Один из членов компании, бородатый молодой человек, всячески стремившийся привлечь к себе внимание, был явно настроен против меня. Я не исключал, что девушка так холодно разговаривала со мной по телефону именно потому, что была в комнате не одна. Бородатый молодой человек наблюдал за мной, я – за ними. Как выяснилось позднее, подозрения мои были не безосновательны. Мой друг и третий мужчина из их компании с интересом ждали, чем все это кончится. Переводчица же по-матерински тепло и заботливо присматривала за всеми нами. Сославшись на то, что я гость, я вежливо пропустил их вперед и устроился в благодатном полумраке ложи рядом с переводчицей. Девушка сидела передо мной, навалившись на барьер ложи. Время от времени мне приходилось останавливать взгляд на ее обнаженной шее. Ее непокорные волосы на сей раз были собраны в узел. Она всякий раз ощущала мой взгляд и еле заметно подергивала головой. А может быть, этим она давала понять мне, когда я должен смотреть на сцену, а когда – на ее обнаженную шею.
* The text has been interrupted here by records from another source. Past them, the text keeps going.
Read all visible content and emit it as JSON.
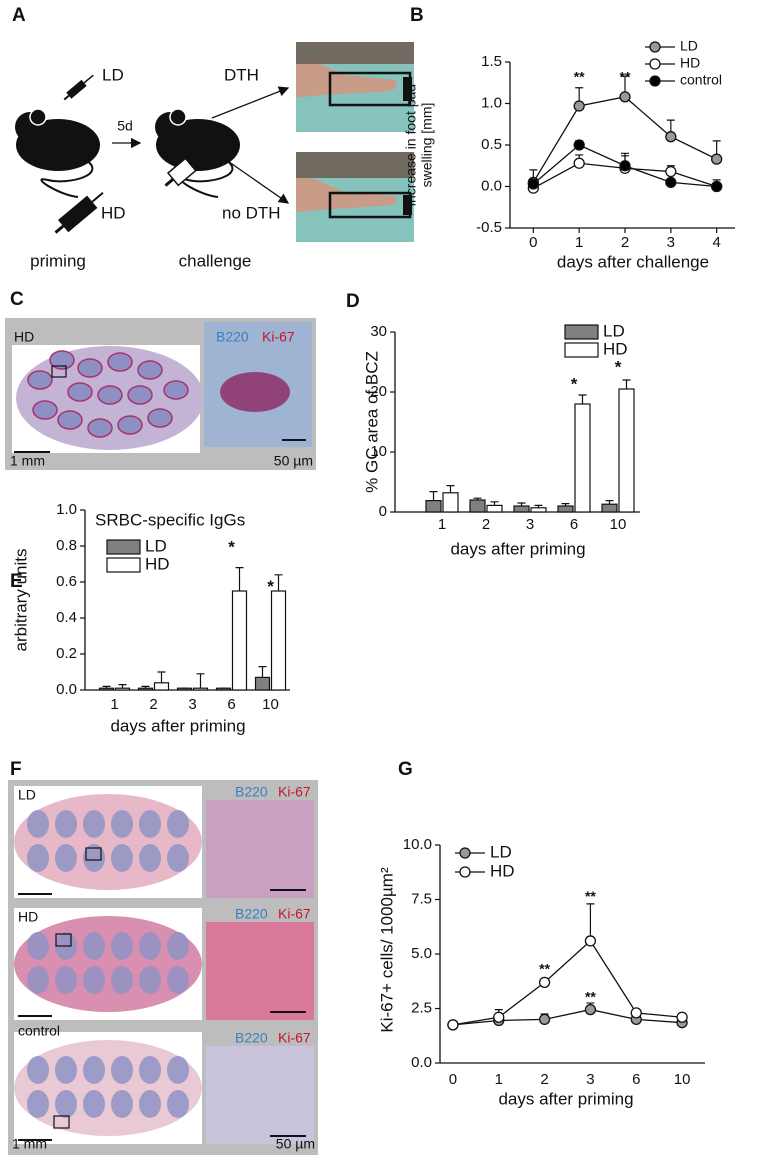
{
  "panel_labels": [
    "A",
    "B",
    "C",
    "D",
    "E",
    "F",
    "G"
  ],
  "panel_a": {
    "ld": "LD",
    "hd": "HD",
    "interval": "5d",
    "dth": "DTH",
    "no_dth": "no DTH",
    "priming": "priming",
    "challenge": "challenge"
  },
  "panel_c": {
    "group": "HD",
    "stain_1": "B220",
    "stain_2": "Ki-67",
    "scale_left": "1 mm",
    "scale_right": "50 µm"
  },
  "panel_f": {
    "rows": [
      {
        "group": "LD",
        "stain_1": "B220",
        "stain_2": "Ki-67"
      },
      {
        "group": "HD",
        "stain_1": "B220",
        "stain_2": "Ki-67"
      },
      {
        "group": "control",
        "stain_1": "B220",
        "stain_2": "Ki-67"
      }
    ],
    "scale_left": "1 mm",
    "scale_right": "50 µm"
  },
  "chart_data": [
    {
      "type": "line",
      "ylabel": [
        "increase in foot pad",
        "swelling [mm]"
      ],
      "xlabel": "days after challenge",
      "x": [
        0,
        1,
        2,
        3,
        4
      ],
      "xlim": [
        -0.4,
        4.4
      ],
      "xticks": [
        0,
        1,
        2,
        3,
        4
      ],
      "ylim": [
        -0.5,
        1.5
      ],
      "yticks": [
        -0.5,
        {
          "value": 0,
          "label": "0.0"
        },
        0.5,
        {
          "value": 1,
          "label": "1.0"
        },
        1.5
      ],
      "legend": "upper right",
      "series": [
        {
          "name": "LD",
          "color": "#999999",
          "values": [
            0.05,
            0.97,
            1.08,
            0.6,
            0.33
          ],
          "errors": [
            0.15,
            0.22,
            0.25,
            0.2,
            0.22
          ]
        },
        {
          "name": "HD",
          "color": "#ffffff",
          "values": [
            -0.02,
            0.28,
            0.22,
            0.18,
            0.0
          ],
          "errors": [
            0.1,
            0.1,
            0.15,
            0.07,
            0.08
          ]
        },
        {
          "name": "control",
          "color": "#000000",
          "values": [
            0.03,
            0.5,
            0.25,
            0.05,
            0.0
          ],
          "errors": [
            0.05,
            0.05,
            0.15,
            0.0,
            0.0
          ]
        }
      ],
      "annotations": [
        {
          "text": "**",
          "x": 1,
          "y": 1.31
        },
        {
          "text": "**",
          "x": 2,
          "y": 1.31
        }
      ]
    },
    {
      "type": "bar",
      "ylabel": "% GC area of BCZ",
      "xlabel": "days after priming",
      "categories": [
        "1",
        "2",
        "3",
        "6",
        "10"
      ],
      "ylim": [
        0,
        30
      ],
      "yticks": [
        0,
        10,
        20,
        30
      ],
      "legend": "upper right",
      "series": [
        {
          "name": "LD",
          "color": "#808080",
          "values": [
            1.9,
            2.0,
            1.0,
            1.0,
            1.3
          ],
          "errors": [
            1.5,
            0.3,
            0.5,
            0.4,
            0.6
          ]
        },
        {
          "name": "HD",
          "color": "#ffffff",
          "values": [
            3.2,
            1.1,
            0.7,
            18,
            20.5
          ],
          "errors": [
            1.2,
            0.6,
            0.4,
            1.5,
            1.5
          ]
        }
      ],
      "annotations": [
        {
          "text": "*",
          "x": "6",
          "y": 21.2
        },
        {
          "text": "*",
          "x": "10",
          "y": 24
        }
      ]
    },
    {
      "type": "bar",
      "title": "SRBC-specific IgGs",
      "ylabel": "arbitrary units",
      "xlabel": "days after priming",
      "categories": [
        "1",
        "2",
        "3",
        "6",
        "10"
      ],
      "ylim": [
        0,
        1
      ],
      "yticks": [
        {
          "value": 0,
          "label": "0.0"
        },
        0.2,
        0.4,
        0.6,
        0.8,
        {
          "value": 1,
          "label": "1.0"
        }
      ],
      "legend": "upper left",
      "series": [
        {
          "name": "LD",
          "color": "#808080",
          "values": [
            0.01,
            0.01,
            0.01,
            0.01,
            0.07
          ],
          "errors": [
            0.01,
            0.01,
            0.0,
            0.0,
            0.06
          ]
        },
        {
          "name": "HD",
          "color": "#ffffff",
          "values": [
            0.01,
            0.04,
            0.01,
            0.55,
            0.55
          ],
          "errors": [
            0.02,
            0.06,
            0.08,
            0.13,
            0.09
          ]
        }
      ],
      "annotations": [
        {
          "text": "*",
          "x": "6",
          "y": 0.79
        },
        {
          "text": "*",
          "x": "10",
          "y": 0.57
        }
      ]
    },
    {
      "type": "line",
      "ylabel": "Ki-67+ cells/ 1000µm²",
      "xlabel": "days after priming",
      "categories": [
        "0",
        "1",
        "2",
        "3",
        "6",
        "10"
      ],
      "ylim": [
        0,
        10
      ],
      "yticks": [
        {
          "value": 0,
          "label": "0.0"
        },
        2.5,
        {
          "value": 5,
          "label": "5.0"
        },
        7.5,
        {
          "value": 10,
          "label": "10.0"
        }
      ],
      "legend": "upper left",
      "series": [
        {
          "name": "LD",
          "color": "#999999",
          "values": [
            1.75,
            1.95,
            2.0,
            2.45,
            2.0,
            1.85
          ],
          "errors": [
            0.0,
            0.1,
            0.25,
            0.3,
            0.1,
            0.1
          ]
        },
        {
          "name": "HD",
          "color": "#ffffff",
          "values": [
            1.75,
            2.1,
            3.7,
            5.6,
            2.3,
            2.1
          ],
          "errors": [
            0.0,
            0.35,
            0.15,
            1.7,
            0.1,
            0.1
          ]
        }
      ],
      "annotations": [
        {
          "text": "**",
          "x": "2",
          "y": 4.27
        },
        {
          "text": "**",
          "x": "3",
          "y": 7.6
        },
        {
          "text": "**",
          "x": "3",
          "y": 3.0
        }
      ]
    }
  ]
}
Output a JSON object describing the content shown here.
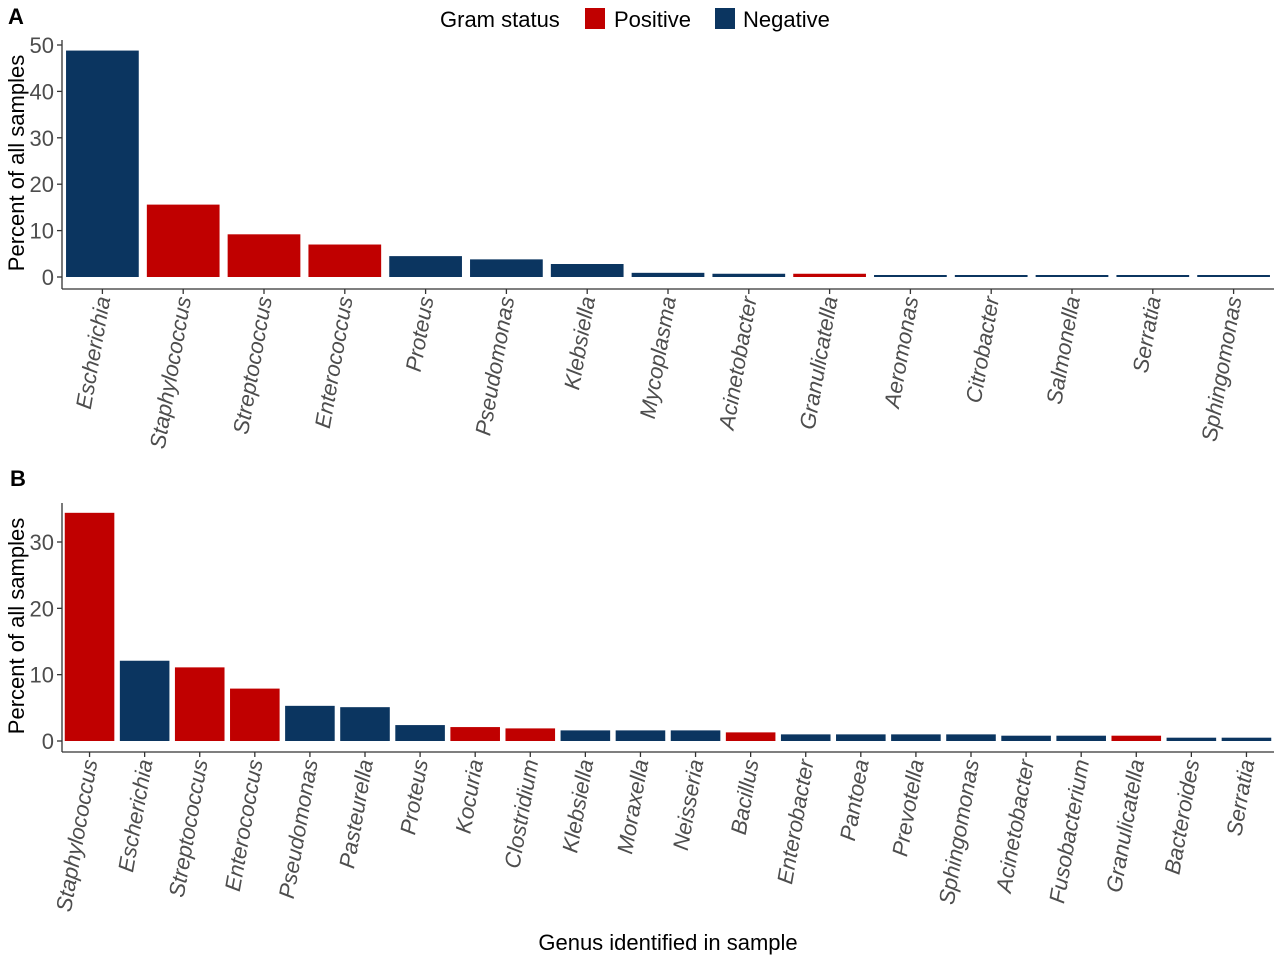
{
  "legend": {
    "title": "Gram status",
    "items": [
      {
        "label": "Positive",
        "color": "#c00000"
      },
      {
        "label": "Negative",
        "color": "#0b3560"
      }
    ]
  },
  "colors": {
    "Positive": "#c00000",
    "Negative": "#0b3560",
    "axis": "#333333",
    "tick_text": "#4d4d4d"
  },
  "xlabel": "Genus identified in sample",
  "chart_data": [
    {
      "type": "bar",
      "panel": "A",
      "ylabel": "Percent of all samples",
      "ylim": [
        0,
        50
      ],
      "yticks": [
        0,
        10,
        20,
        30,
        40,
        50
      ],
      "grid": false,
      "categories": [
        "Escherichia",
        "Staphylococcus",
        "Streptococcus",
        "Enterococcus",
        "Proteus",
        "Pseudomonas",
        "Klebsiella",
        "Mycoplasma",
        "Acinetobacter",
        "Granulicatella",
        "Aeromonas",
        "Citrobacter",
        "Salmonella",
        "Serratia",
        "Sphingomonas"
      ],
      "values": [
        48.8,
        15.6,
        9.2,
        7.0,
        4.5,
        3.8,
        2.8,
        0.9,
        0.7,
        0.7,
        0.4,
        0.4,
        0.4,
        0.4,
        0.4
      ],
      "gram": [
        "Negative",
        "Positive",
        "Positive",
        "Positive",
        "Negative",
        "Negative",
        "Negative",
        "Negative",
        "Negative",
        "Positive",
        "Negative",
        "Negative",
        "Negative",
        "Negative",
        "Negative"
      ]
    },
    {
      "type": "bar",
      "panel": "B",
      "ylabel": "Percent of all samples",
      "ylim": [
        0,
        35
      ],
      "yticks": [
        0,
        10,
        20,
        30
      ],
      "grid": false,
      "categories": [
        "Staphylococcus",
        "Escherichia",
        "Streptococcus",
        "Enterococcus",
        "Pseudomonas",
        "Pasteurella",
        "Proteus",
        "Kocuria",
        "Clostridium",
        "Klebsiella",
        "Moraxella",
        "Neisseria",
        "Bacillus",
        "Enterobacter",
        "Pantoea",
        "Prevotella",
        "Sphingomonas",
        "Acinetobacter",
        "Fusobacterium",
        "Granulicatella",
        "Bacteroides",
        "Serratia"
      ],
      "values": [
        34.4,
        12.1,
        11.1,
        7.9,
        5.3,
        5.1,
        2.4,
        2.1,
        1.9,
        1.6,
        1.6,
        1.6,
        1.3,
        1.0,
        1.0,
        1.0,
        1.0,
        0.8,
        0.8,
        0.8,
        0.5,
        0.5
      ],
      "gram": [
        "Positive",
        "Negative",
        "Positive",
        "Positive",
        "Negative",
        "Negative",
        "Negative",
        "Positive",
        "Positive",
        "Negative",
        "Negative",
        "Negative",
        "Positive",
        "Negative",
        "Negative",
        "Negative",
        "Negative",
        "Negative",
        "Negative",
        "Positive",
        "Negative",
        "Negative"
      ]
    }
  ]
}
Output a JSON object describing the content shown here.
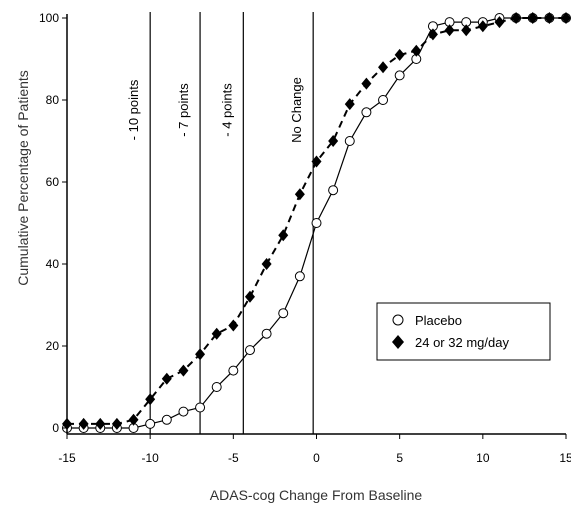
{
  "chart_data": {
    "type": "line",
    "title": "",
    "xlabel": "ADAS-cog Change From Baseline",
    "ylabel": "Cumulative  Percentage of Patients",
    "xlim": [
      -15,
      15
    ],
    "ylim": [
      0,
      100
    ],
    "x_ticks": [
      -15,
      -10,
      -5,
      0,
      5,
      10,
      15
    ],
    "x_tick_labels": [
      "-15",
      "-10",
      "-5",
      "0",
      "5",
      "10",
      "15"
    ],
    "y_ticks": [
      0,
      20,
      40,
      60,
      80,
      100
    ],
    "y_tick_labels": [
      "0",
      "20",
      "40",
      "60",
      "80",
      "100"
    ],
    "grid": false,
    "legend_position": "right",
    "reference_lines": [
      {
        "x": -10,
        "label": "- 10 points"
      },
      {
        "x": -7,
        "label": "- 7 points"
      },
      {
        "x": -4.4,
        "label": "- 4 points"
      },
      {
        "x": -0.2,
        "label": "No Change"
      }
    ],
    "series": [
      {
        "name": "Placebo",
        "marker": "open-circle",
        "line_style": "solid",
        "x": [
          -15,
          -14,
          -13,
          -12,
          -11,
          -10,
          -9,
          -8,
          -7,
          -6,
          -5,
          -4,
          -3,
          -2,
          -1,
          0,
          1,
          2,
          3,
          4,
          5,
          6,
          7,
          8,
          9,
          10,
          11,
          12,
          13,
          14,
          15
        ],
        "values": [
          0,
          0,
          0,
          0,
          0,
          1,
          2,
          4,
          5,
          10,
          14,
          19,
          23,
          28,
          37,
          50,
          58,
          70,
          77,
          80,
          86,
          90,
          98,
          99,
          99,
          99,
          100,
          100,
          100,
          100,
          100
        ]
      },
      {
        "name": "24 or 32 mg/day",
        "marker": "filled-diamond",
        "line_style": "dashed",
        "x": [
          -15,
          -14,
          -13,
          -12,
          -11,
          -10,
          -9,
          -8,
          -7,
          -6,
          -5,
          -4,
          -3,
          -2,
          -1,
          0,
          1,
          2,
          3,
          4,
          5,
          6,
          7,
          8,
          9,
          10,
          11,
          12,
          13,
          14,
          15
        ],
        "values": [
          1,
          1,
          1,
          1,
          2,
          7,
          12,
          14,
          18,
          23,
          25,
          32,
          40,
          47,
          57,
          65,
          70,
          79,
          84,
          88,
          91,
          92,
          96,
          97,
          97,
          98,
          99,
          100,
          100,
          100,
          100
        ]
      }
    ]
  }
}
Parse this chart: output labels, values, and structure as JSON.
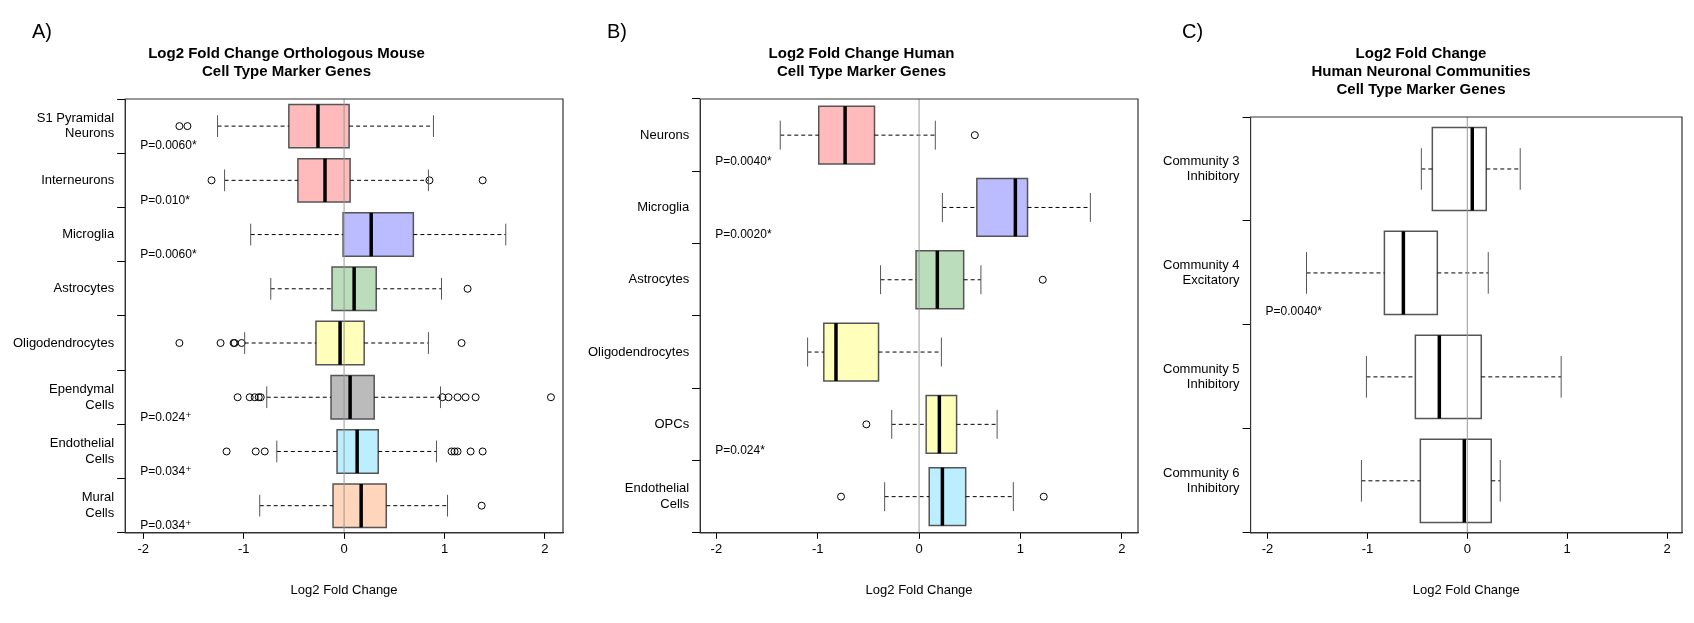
{
  "chart_data": [
    {
      "type": "box",
      "title": "Log2 Fold Change Orthologous Mouse\nCell Type Marker Genes",
      "xlabel": "Log2 Fold Change",
      "categories": [
        "S1 Pyramidal\nNeurons",
        "Interneurons",
        "Microglia",
        "Astrocytes",
        "Oligodendrocytes",
        "Ependymal\nCells",
        "Endothelial\nCells",
        "Mural\nCells"
      ],
      "colors": [
        "#ffbbbb",
        "#ffbbbb",
        "#bbbbff",
        "#bbddbb",
        "#ffffbb",
        "#bbbbbb",
        "#bbeeff",
        "#ffd5bb"
      ],
      "boxes": [
        {
          "low": -1.26,
          "q1": -0.55,
          "median": -0.26,
          "q3": 0.05,
          "high": 0.89,
          "outliers": [
            -1.64,
            -1.56
          ]
        },
        {
          "low": -1.19,
          "q1": -0.46,
          "median": -0.19,
          "q3": 0.06,
          "high": 0.84,
          "outliers": [
            -1.32,
            0.85,
            1.38
          ]
        },
        {
          "low": -0.93,
          "q1": -0.01,
          "median": 0.27,
          "q3": 0.69,
          "high": 1.61
        },
        {
          "low": -0.73,
          "q1": -0.12,
          "median": 0.1,
          "q3": 0.32,
          "high": 0.97,
          "outliers": [
            1.23
          ]
        },
        {
          "low": -0.99,
          "q1": -0.28,
          "median": -0.04,
          "q3": 0.2,
          "high": 0.84,
          "outliers": [
            -1.64,
            -1.23,
            -1.1,
            -1.09,
            -1.02,
            1.17
          ]
        },
        {
          "low": -0.77,
          "q1": -0.13,
          "median": 0.06,
          "q3": 0.3,
          "high": 0.96,
          "outliers": [
            -1.06,
            -0.94,
            -0.89,
            -0.85,
            -0.83,
            0.98,
            1.04,
            1.13,
            1.21,
            1.31,
            2.06
          ]
        },
        {
          "low": -0.67,
          "q1": -0.07,
          "median": 0.13,
          "q3": 0.34,
          "high": 0.92,
          "outliers": [
            -1.17,
            -0.88,
            -0.79,
            1.07,
            1.1,
            1.13,
            1.26,
            1.38
          ]
        },
        {
          "low": -0.84,
          "q1": -0.11,
          "median": 0.17,
          "q3": 0.42,
          "high": 1.03,
          "outliers": [
            1.37
          ]
        }
      ],
      "orientation": "horizontal",
      "xlim": [
        -2.18,
        2.18
      ],
      "xticks": [
        -2,
        -1,
        0,
        1,
        2
      ],
      "marker": "circle",
      "ref_lines": [
        {
          "axis": "x",
          "value": 0,
          "color": "#999999"
        }
      ],
      "annotations": [
        "A)",
        "P=0.0060*",
        "P=0.010*",
        "P=0.0060*",
        "P=0.024⁺",
        "P=0.034⁺",
        "P=0.034⁺"
      ]
    },
    {
      "type": "box",
      "title": "Log2 Fold Change Human\nCell Type Marker Genes",
      "xlabel": "Log2 Fold Change",
      "categories": [
        "Neurons",
        "Microglia",
        "Astrocytes",
        "Oligodendrocytes",
        "OPCs",
        "Endothelial\nCells"
      ],
      "colors": [
        "#ffbbbb",
        "#bbbbff",
        "#bbddbb",
        "#ffffbb",
        "#ffffbb",
        "#bbeeff"
      ],
      "boxes": [
        {
          "low": -1.37,
          "q1": -0.99,
          "median": -0.73,
          "q3": -0.44,
          "high": 0.16,
          "outliers": [
            0.55
          ]
        },
        {
          "low": 0.23,
          "q1": 0.57,
          "median": 0.95,
          "q3": 1.07,
          "high": 1.69
        },
        {
          "low": -0.38,
          "q1": -0.03,
          "median": 0.18,
          "q3": 0.44,
          "high": 0.61,
          "outliers": [
            1.22
          ]
        },
        {
          "low": -1.1,
          "q1": -0.94,
          "median": -0.82,
          "q3": -0.4,
          "high": 0.22
        },
        {
          "low": -0.27,
          "q1": 0.07,
          "median": 0.2,
          "q3": 0.37,
          "high": 0.77,
          "outliers": [
            -0.52
          ]
        },
        {
          "low": -0.34,
          "q1": 0.1,
          "median": 0.23,
          "q3": 0.46,
          "high": 0.93,
          "outliers": [
            -0.77,
            1.23
          ]
        }
      ],
      "orientation": "horizontal",
      "xlim": [
        -2.16,
        2.16
      ],
      "xticks": [
        -2,
        -1,
        0,
        1,
        2
      ],
      "marker": "circle",
      "ref_lines": [
        {
          "axis": "x",
          "value": 0,
          "color": "#999999"
        }
      ],
      "annotations": [
        "B)",
        "P=0.0040*",
        "P=0.0020*",
        "P=0.024*"
      ]
    },
    {
      "type": "box",
      "title": "Log2 Fold Change\nHuman Neuronal Communities\nCell Type Marker Genes",
      "xlabel": "Log2 Fold Change",
      "categories": [
        "Community 3\nInhibitory",
        "Community 4\nExcitatory",
        "Community 5\nInhibitory",
        "Community 6\nInhibitory"
      ],
      "colors": [
        "#ffffff",
        "#ffffff",
        "#ffffff",
        "#ffffff"
      ],
      "boxes": [
        {
          "low": -0.46,
          "q1": -0.35,
          "median": 0.05,
          "q3": 0.19,
          "high": 0.53
        },
        {
          "low": -1.61,
          "q1": -0.83,
          "median": -0.64,
          "q3": -0.3,
          "high": 0.21
        },
        {
          "low": -1.01,
          "q1": -0.52,
          "median": -0.28,
          "q3": 0.14,
          "high": 0.94
        },
        {
          "low": -1.06,
          "q1": -0.47,
          "median": -0.03,
          "q3": 0.24,
          "high": 0.33
        }
      ],
      "orientation": "horizontal",
      "xlim": [
        -2.17,
        2.15
      ],
      "xticks": [
        -2,
        -1,
        0,
        1,
        2
      ],
      "ref_lines": [
        {
          "axis": "x",
          "value": 0,
          "color": "#999999"
        }
      ],
      "annotations": [
        "C)",
        "P=0.0040*"
      ]
    }
  ]
}
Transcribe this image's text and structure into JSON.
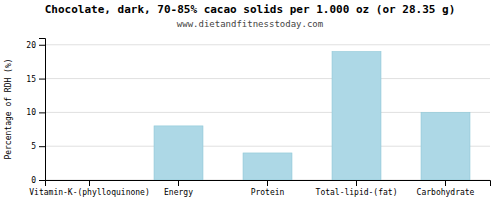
{
  "chart_data": {
    "type": "bar",
    "title": "Chocolate, dark, 70-85% cacao solids per 1.000 oz (or 28.35 g)",
    "subtitle": "www.dietandfitnesstoday.com",
    "ylabel": "Percentage of RDH (%)",
    "categories": [
      "Vitamin-K-(phylloquinone)",
      "Energy",
      "Protein",
      "Total-lipid-(fat)",
      "Carbohydrate"
    ],
    "values": [
      0,
      8,
      4,
      19,
      10
    ],
    "color": "#add8e6",
    "ylim": [
      0,
      21
    ],
    "yticks": [
      0,
      5,
      10,
      15,
      20
    ],
    "grid": true
  }
}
Наконец последние шелково-дерюжные клочья утреннего тумана исчезли, и стал понятен их идеологический смысл. Дело в том, что шелка и тряпье реально присутствовали на сцене: на ней, смешавшись между собой и все же отчетливо различимые, танцевали богатые и беднота. Княжны, подобные раззолоченным куколкам, укутанные в меха хмельные бояре, купцы, похотливые попы, резвящиеся с раздетыми до шелкового белья куртизанками, калеки в гнойном тряпье, полуголые нищие и раненые ратники, корчащиеся в окровавленных повязках, кривляющиеся циркачи, коробейники, предлагающие свой захудалый товар, ряженные в народные костюмы сельчане, толпы слоняющихся зевак, скромные девы и бравые молодцы. От этого изобилия на меня накатила знакомая тошнота. Мне захотелось сбежать. Захотелось на «Первомайскую». Где меня ждали, где я не чувствовал бы себя таким лишним. Где по утрам, пока я зевал и почесывался, вокруг меня бродили три женщины в больших розовых атласных лифчиках и еще больших размеров розовых панталонах. В поисках более основательной причины для незаметного исчезновения я даже подумал, что не пристало ученику сидеть в театре на следующий день после смерти своего учителя.